BENESSERE
A cura di Federica Zanca
E’ una graminacea che supera il metro di altezza e cresce in ambienti umidi; i suoi fiori maschili e femminili sono raccolti in infiorescenze che pendono dalla sommità dello stelo principale. Essi sbocciano in piena estate tra i mesi di luglio e agosto.

L’avena selvatica ha una spiga di fiori di colore marrone rossiccio che si incurva verso il basso; ciò è indice della necessità di tornare alle proprie radici, di “ritornare a terra” e di interiorizzarsi profondamente per scoprire la realtà della propria natura e, di conseguenza, il senso e la direzione della propria vita.
Il tipo Wild Oat è sempre insoddisfatto e scontento, non riesce più ad essere felice e si tormenta alla ricerca continua del senso delle cose, della sua vocazione, del suo compito qui in questa vita.

Uno stato penoso e incomprensibile agli altri, i quali attribuiscono il suo comportamento ad una presunta incostanza, ossia alla mancanza di una volontà ferrea e decisiva.

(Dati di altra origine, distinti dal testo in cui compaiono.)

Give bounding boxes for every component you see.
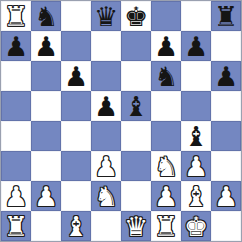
square-h3[interactable] <box>211 151 241 181</box>
white-rook-piece[interactable]: ♜ <box>4 213 28 240</box>
square-e1[interactable]: ♛ <box>121 211 151 241</box>
black-rook-piece[interactable]: ♜ <box>214 3 238 30</box>
square-h8[interactable]: ♜ <box>211 1 241 31</box>
square-b2[interactable]: ♟ <box>31 181 61 211</box>
white-pawn-piece[interactable]: ♟ <box>184 153 208 180</box>
square-g3[interactable]: ♟ <box>181 151 211 181</box>
white-pawn-piece[interactable]: ♟ <box>4 183 28 210</box>
square-f7[interactable]: ♟ <box>151 31 181 61</box>
square-b6[interactable] <box>31 61 61 91</box>
white-rook-piece[interactable]: ♜ <box>4 3 28 30</box>
white-bishop-piece[interactable]: ♝ <box>184 183 208 210</box>
white-pawn-piece[interactable]: ♟ <box>94 153 118 180</box>
square-f2[interactable]: ♟ <box>151 181 181 211</box>
square-e7[interactable] <box>121 31 151 61</box>
square-c1[interactable]: ♝ <box>61 211 91 241</box>
square-g6[interactable] <box>181 61 211 91</box>
square-c8[interactable] <box>61 1 91 31</box>
black-pawn-piece[interactable]: ♟ <box>154 33 178 60</box>
square-h5[interactable] <box>211 91 241 121</box>
square-a4[interactable] <box>1 121 31 151</box>
white-pawn-piece[interactable]: ♟ <box>34 183 58 210</box>
black-pawn-piece[interactable]: ♟ <box>214 63 238 90</box>
square-a1[interactable]: ♜ <box>1 211 31 241</box>
square-a2[interactable]: ♟ <box>1 181 31 211</box>
square-d1[interactable] <box>91 211 121 241</box>
square-c3[interactable] <box>61 151 91 181</box>
square-a5[interactable] <box>1 91 31 121</box>
square-h2[interactable]: ♟ <box>211 181 241 211</box>
square-h4[interactable] <box>211 121 241 151</box>
black-pawn-piece[interactable]: ♟ <box>4 33 28 60</box>
square-g5[interactable] <box>181 91 211 121</box>
square-e8[interactable]: ♚ <box>121 1 151 31</box>
square-c4[interactable] <box>61 121 91 151</box>
square-g4[interactable]: ♝ <box>181 121 211 151</box>
square-a3[interactable] <box>1 151 31 181</box>
square-c5[interactable] <box>61 91 91 121</box>
square-d8[interactable]: ♛ <box>91 1 121 31</box>
square-e4[interactable] <box>121 121 151 151</box>
square-d7[interactable] <box>91 31 121 61</box>
square-a7[interactable]: ♟ <box>1 31 31 61</box>
square-d2[interactable]: ♞ <box>91 181 121 211</box>
square-c7[interactable] <box>61 31 91 61</box>
white-rook-piece[interactable]: ♜ <box>154 213 178 240</box>
black-knight-piece[interactable]: ♞ <box>34 3 58 30</box>
white-knight-piece[interactable]: ♞ <box>94 183 118 210</box>
square-g8[interactable] <box>181 1 211 31</box>
square-a8[interactable]: ♜ <box>1 1 31 31</box>
square-f4[interactable] <box>151 121 181 151</box>
square-b7[interactable]: ♟ <box>31 31 61 61</box>
black-pawn-piece[interactable]: ♟ <box>94 93 118 120</box>
square-f8[interactable] <box>151 1 181 31</box>
black-pawn-piece[interactable]: ♟ <box>184 33 208 60</box>
square-g2[interactable]: ♝ <box>181 181 211 211</box>
square-f1[interactable]: ♜ <box>151 211 181 241</box>
square-g1[interactable]: ♚ <box>181 211 211 241</box>
black-king-piece[interactable]: ♚ <box>124 3 148 30</box>
square-h1[interactable] <box>211 211 241 241</box>
black-pawn-piece[interactable]: ♟ <box>34 33 58 60</box>
square-d5[interactable]: ♟ <box>91 91 121 121</box>
white-queen-piece[interactable]: ♛ <box>124 213 148 240</box>
square-e5[interactable]: ♝ <box>121 91 151 121</box>
square-b8[interactable]: ♞ <box>31 1 61 31</box>
square-e3[interactable] <box>121 151 151 181</box>
square-f6[interactable]: ♞ <box>151 61 181 91</box>
black-bishop-piece[interactable]: ♝ <box>124 93 148 120</box>
black-queen-piece[interactable]: ♛ <box>94 3 118 30</box>
square-f5[interactable] <box>151 91 181 121</box>
black-pawn-piece[interactable]: ♟ <box>64 63 88 90</box>
white-pawn-piece[interactable]: ♟ <box>154 183 178 210</box>
square-d6[interactable] <box>91 61 121 91</box>
chess-board: ♜♞♛♚♜♟♟♟♟♟♞♟♟♝♝♟♞♟♟♟♞♟♝♟♜♝♛♜♚ <box>0 0 242 242</box>
square-f3[interactable]: ♞ <box>151 151 181 181</box>
white-knight-piece[interactable]: ♞ <box>154 153 178 180</box>
black-bishop-piece[interactable]: ♝ <box>184 123 208 150</box>
square-b4[interactable] <box>31 121 61 151</box>
square-d3[interactable]: ♟ <box>91 151 121 181</box>
square-a6[interactable] <box>1 61 31 91</box>
square-b5[interactable] <box>31 91 61 121</box>
square-h7[interactable] <box>211 31 241 61</box>
square-g7[interactable]: ♟ <box>181 31 211 61</box>
square-b1[interactable] <box>31 211 61 241</box>
square-e2[interactable] <box>121 181 151 211</box>
square-b3[interactable] <box>31 151 61 181</box>
black-knight-piece[interactable]: ♞ <box>154 63 178 90</box>
white-pawn-piece[interactable]: ♟ <box>214 183 238 210</box>
square-c6[interactable]: ♟ <box>61 61 91 91</box>
square-d4[interactable] <box>91 121 121 151</box>
square-h6[interactable]: ♟ <box>211 61 241 91</box>
square-e6[interactable] <box>121 61 151 91</box>
square-c2[interactable] <box>61 181 91 211</box>
white-king-piece[interactable]: ♚ <box>184 213 208 240</box>
white-bishop-piece[interactable]: ♝ <box>64 213 88 240</box>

Se nello stato negativo il soggetto Vine aveva impresso un senso fittizio alla propria volontà per fuggire dall’insicurezza, nello stato negativo Wild Oat avverte in modo oscurato l’inadeguatezza della sua scelta.
Non riesce, cioè, a trovare un senso in quello che fa, non ha più mete da perseguire, non ha più niente da raggiungere, passa da un lavoro ad un altro cambiando continuamente e cercando ovunque senza però trovarlo, qualcosa che riempia il suo vuoto interiore.
Se, come il soggetto Cerato, cercava fuori di sé la verità, ora deve “tornare alla terra” al suo sangue, deve cercare nell’anima la sua guida e la sua volontà. Questo stato negativo è comunque una condizione “felice” dal punto di vista del Sé perché finalmente la persona si trova costretta a prendere atto della necessità di ritrovare se stessa prima e al di là di ogni altra cosa.
Anche Wild Oat così come i soggetti Cerato e Vine, ha un versante fisiologico nel normale sviluppo della persona; si tratta, cioè, di bambini prima e adolescenti poi, molto dotati a livello intellettivo e determinati, volitivi, particolarmente curiosi e intelligenti quando sono nel loro stato positivo.

Alcuni genitori non apprezzano, però, appieno, questa loro caparbietà e si fanno, invece, un punto d’onore nel frustrare ogni manifestazione di volontà e indipendenza di pensiero nel bimbo, considerandolo un’offesa alla loro autorità genitoriale.
Il bambino in questo modo si abitua a non fidarsi mai di se stesso, a dipendere sempre dalla volontà degli altri, diventando un Cerato insicuro, con le conseguenze annesse a questo stato.
Il fiore in questione è un rimedio che aiuta a individuare chiaramente la propria meta e a realizzarla, tuttavia non va usato con leggerezza poiché porta allo scoperto le pieghe più intime della personalità.